Once, I was asked to perform at a boating expo in a big convention center. Even though it was early in my career, it made sense, I was living on a houseboat, and I did have some liveaboard material. I was impressed with myself. But when I arrived at the convention center, I found I had been booked to perform at an individual booth. The person sold special floating keychains with very early GPS technology. She set up a karaoke machine and a step ladder and said, “here’s the stage,” and I was just supposed to, I guess, shout comedy at people as they walked by. I was using the karaoke mic, which I did for 10 hours. She paid me 100 bucks. Talk about comedy boot camp!
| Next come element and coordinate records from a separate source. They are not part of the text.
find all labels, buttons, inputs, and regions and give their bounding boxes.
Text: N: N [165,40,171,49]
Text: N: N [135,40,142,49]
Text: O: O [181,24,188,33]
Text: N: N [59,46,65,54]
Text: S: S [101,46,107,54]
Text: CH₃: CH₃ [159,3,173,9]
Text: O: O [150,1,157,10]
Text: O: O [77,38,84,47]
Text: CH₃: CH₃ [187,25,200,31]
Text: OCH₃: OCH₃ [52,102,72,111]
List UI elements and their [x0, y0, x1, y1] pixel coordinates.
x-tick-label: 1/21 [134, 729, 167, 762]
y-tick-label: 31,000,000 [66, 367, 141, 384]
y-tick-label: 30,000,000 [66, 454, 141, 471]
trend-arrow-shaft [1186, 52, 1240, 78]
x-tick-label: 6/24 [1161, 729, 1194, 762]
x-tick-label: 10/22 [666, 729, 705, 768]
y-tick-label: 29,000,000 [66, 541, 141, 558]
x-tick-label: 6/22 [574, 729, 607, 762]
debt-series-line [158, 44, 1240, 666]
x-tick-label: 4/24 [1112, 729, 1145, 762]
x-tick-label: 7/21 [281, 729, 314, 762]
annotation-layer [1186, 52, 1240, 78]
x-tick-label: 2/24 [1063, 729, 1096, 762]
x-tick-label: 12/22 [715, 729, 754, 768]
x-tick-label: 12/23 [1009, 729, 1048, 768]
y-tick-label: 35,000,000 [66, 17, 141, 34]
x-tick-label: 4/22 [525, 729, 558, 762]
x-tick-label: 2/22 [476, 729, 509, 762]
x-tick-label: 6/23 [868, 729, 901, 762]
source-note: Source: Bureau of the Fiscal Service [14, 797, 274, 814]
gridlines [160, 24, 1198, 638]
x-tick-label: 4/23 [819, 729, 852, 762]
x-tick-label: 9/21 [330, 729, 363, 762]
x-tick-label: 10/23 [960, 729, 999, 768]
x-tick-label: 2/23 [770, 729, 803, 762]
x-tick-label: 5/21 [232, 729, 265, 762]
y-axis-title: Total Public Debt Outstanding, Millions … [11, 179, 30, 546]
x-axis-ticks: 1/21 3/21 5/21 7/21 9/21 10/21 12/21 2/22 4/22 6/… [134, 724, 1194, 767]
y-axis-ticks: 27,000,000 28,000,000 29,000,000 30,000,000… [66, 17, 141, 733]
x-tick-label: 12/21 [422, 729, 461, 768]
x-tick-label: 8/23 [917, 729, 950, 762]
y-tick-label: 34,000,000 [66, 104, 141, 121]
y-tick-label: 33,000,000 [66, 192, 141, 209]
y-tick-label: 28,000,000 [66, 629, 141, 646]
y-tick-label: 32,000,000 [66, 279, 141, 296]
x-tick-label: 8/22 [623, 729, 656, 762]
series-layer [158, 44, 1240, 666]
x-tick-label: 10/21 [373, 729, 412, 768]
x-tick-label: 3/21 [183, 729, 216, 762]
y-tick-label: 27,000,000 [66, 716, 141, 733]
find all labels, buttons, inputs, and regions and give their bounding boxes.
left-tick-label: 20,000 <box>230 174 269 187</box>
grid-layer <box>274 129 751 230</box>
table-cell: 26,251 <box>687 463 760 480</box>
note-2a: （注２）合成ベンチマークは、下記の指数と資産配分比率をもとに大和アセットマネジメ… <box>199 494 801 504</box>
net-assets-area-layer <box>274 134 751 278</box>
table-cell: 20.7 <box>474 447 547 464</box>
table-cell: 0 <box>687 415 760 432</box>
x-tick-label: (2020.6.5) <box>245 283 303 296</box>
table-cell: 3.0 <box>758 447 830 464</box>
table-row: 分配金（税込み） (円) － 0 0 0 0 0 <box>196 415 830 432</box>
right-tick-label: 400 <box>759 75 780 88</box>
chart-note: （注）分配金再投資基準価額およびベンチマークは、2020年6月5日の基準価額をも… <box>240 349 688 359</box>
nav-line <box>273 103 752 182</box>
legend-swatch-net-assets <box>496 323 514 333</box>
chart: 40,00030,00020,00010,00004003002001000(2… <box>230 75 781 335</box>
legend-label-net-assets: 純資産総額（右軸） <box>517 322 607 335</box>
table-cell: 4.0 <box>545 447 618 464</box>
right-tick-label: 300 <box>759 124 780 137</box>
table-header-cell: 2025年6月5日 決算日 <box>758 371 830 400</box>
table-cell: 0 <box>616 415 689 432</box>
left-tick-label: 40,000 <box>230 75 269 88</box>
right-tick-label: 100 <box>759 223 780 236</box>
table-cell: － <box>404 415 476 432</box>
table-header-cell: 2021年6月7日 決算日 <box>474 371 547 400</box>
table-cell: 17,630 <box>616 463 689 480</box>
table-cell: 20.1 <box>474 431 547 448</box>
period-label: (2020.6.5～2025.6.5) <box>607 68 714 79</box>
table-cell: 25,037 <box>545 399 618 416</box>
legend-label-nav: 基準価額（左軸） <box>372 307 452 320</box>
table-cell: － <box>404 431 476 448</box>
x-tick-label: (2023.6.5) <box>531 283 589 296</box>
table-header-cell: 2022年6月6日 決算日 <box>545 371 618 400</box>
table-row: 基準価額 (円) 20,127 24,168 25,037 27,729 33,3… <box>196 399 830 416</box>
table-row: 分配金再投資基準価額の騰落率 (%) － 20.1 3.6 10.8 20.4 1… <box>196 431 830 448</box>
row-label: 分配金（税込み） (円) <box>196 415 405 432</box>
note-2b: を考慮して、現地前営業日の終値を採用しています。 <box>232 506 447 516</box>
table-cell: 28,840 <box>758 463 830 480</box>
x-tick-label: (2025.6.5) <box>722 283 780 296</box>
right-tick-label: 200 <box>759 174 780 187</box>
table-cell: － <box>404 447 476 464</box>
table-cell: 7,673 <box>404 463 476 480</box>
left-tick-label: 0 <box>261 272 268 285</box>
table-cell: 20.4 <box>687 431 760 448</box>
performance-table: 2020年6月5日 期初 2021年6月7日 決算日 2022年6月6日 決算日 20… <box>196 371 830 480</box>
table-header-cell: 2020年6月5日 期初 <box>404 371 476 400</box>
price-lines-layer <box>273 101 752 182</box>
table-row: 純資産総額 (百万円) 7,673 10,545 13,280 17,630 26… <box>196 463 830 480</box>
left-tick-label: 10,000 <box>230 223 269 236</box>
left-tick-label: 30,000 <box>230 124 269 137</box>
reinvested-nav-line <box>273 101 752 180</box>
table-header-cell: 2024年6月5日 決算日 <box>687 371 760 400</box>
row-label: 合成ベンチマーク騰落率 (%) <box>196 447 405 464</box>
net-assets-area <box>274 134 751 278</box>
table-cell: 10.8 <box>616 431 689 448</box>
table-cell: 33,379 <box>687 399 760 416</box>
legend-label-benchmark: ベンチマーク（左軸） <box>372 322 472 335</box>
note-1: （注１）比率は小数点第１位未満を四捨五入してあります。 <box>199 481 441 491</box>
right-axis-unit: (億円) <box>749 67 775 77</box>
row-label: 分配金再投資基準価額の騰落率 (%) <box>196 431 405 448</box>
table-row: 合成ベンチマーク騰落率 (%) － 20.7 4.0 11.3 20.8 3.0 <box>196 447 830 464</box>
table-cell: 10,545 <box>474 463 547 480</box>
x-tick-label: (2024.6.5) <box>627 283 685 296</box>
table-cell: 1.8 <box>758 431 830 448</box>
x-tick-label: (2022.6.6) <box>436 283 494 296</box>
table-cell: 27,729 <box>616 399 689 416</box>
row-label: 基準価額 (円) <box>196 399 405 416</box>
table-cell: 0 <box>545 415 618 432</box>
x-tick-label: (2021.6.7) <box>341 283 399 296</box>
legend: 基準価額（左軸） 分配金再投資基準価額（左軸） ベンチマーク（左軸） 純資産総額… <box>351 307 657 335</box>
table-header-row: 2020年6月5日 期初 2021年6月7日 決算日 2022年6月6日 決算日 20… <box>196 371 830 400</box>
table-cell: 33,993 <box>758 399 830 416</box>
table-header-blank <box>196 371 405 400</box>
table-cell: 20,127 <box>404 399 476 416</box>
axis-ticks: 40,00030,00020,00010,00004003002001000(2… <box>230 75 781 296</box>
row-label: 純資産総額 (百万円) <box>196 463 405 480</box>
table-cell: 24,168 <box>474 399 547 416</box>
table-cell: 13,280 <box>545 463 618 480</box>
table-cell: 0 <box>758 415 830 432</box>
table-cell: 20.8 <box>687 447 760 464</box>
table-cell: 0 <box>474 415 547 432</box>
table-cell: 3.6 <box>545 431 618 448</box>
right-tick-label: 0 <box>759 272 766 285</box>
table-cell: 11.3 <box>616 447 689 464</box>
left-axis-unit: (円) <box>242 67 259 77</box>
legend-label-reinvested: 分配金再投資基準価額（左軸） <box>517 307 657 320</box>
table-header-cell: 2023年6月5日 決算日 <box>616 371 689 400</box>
But if you can perform comedy standing on a stepladder to streams of hundreds of uninterested boat enthusiasts, it makes any situation with a stage, and an audience look like you’ve won a comedy sweepstake!

I want to say I have never made another mistake like that, and while I’ve never made that exact mistake again, I’ve had to learn the hard way to ask important questions before I say yes.

Will there be a stage? Will there be a microphone? Will there be an audience? Will the audience know they are an audience? Will they be expecting comedy? These are all important questions to ask.

See also
Nursing Side Gigs: Mental Fitness Coach

No show is so bad that you can’t learn from it or at least get a good story out of it, but I’m glad I have much fewer character-building shows these days.

Is there anything I haven’t asked you that is important for our readers to know?

In the past few months, there has been some well-deserved uproar about nurses on Tiktok and other social media platforms who have posted ostensibly funny but ultimately disrespectful/inappropriate content referencing patients. I’m glad discussions about that kind of content are happening, but I’m also worried about humor ending up as the scapegoat.

Context is important here; a funny remark about a frustrating situation to a coworker in the breakroom (assuming nurses get their breaks- ha, now that’s a real joke) might be a perfectly reasonable way to deal with a difficult day. But that remark might be harmful (or potentially even a HIPAA violation) on social media or in the hallway where a patient’s family member might overhear.

We need positive, constructive humor and laughter to deal with the profession’s stress and have conversations about what positive, constructive humor looks like. This is a whole discussion. I do a presentation for RN students called Nursing Has 99 Problems, But The Jokes Aren’t One, in which we consider these issues). Still, one simple way to think about constructive humor is to consider punching up versus punching down. Punching down is making fun of someone or a situation with less power than you- making fun of a patient’s use of the call bell is an example. Punching up means satirizing a person or situation who has more power than you. For example, making fun of the healthcare administration’s ridiculous rationalizations for chronically understaffing nurses is punching up. Of course, I’m not saying punching up will never get you in trouble, but it’s the kind of trouble that can advance important conversations.

Oh, and also, please, someone start some initiatives to send creative people with a caring and science aptitude to nursing school. Patients get nurses who are also actors, comedians, or playwrights with other interests but still have the energy to care about their job, and the creative folks get the world’s best day job!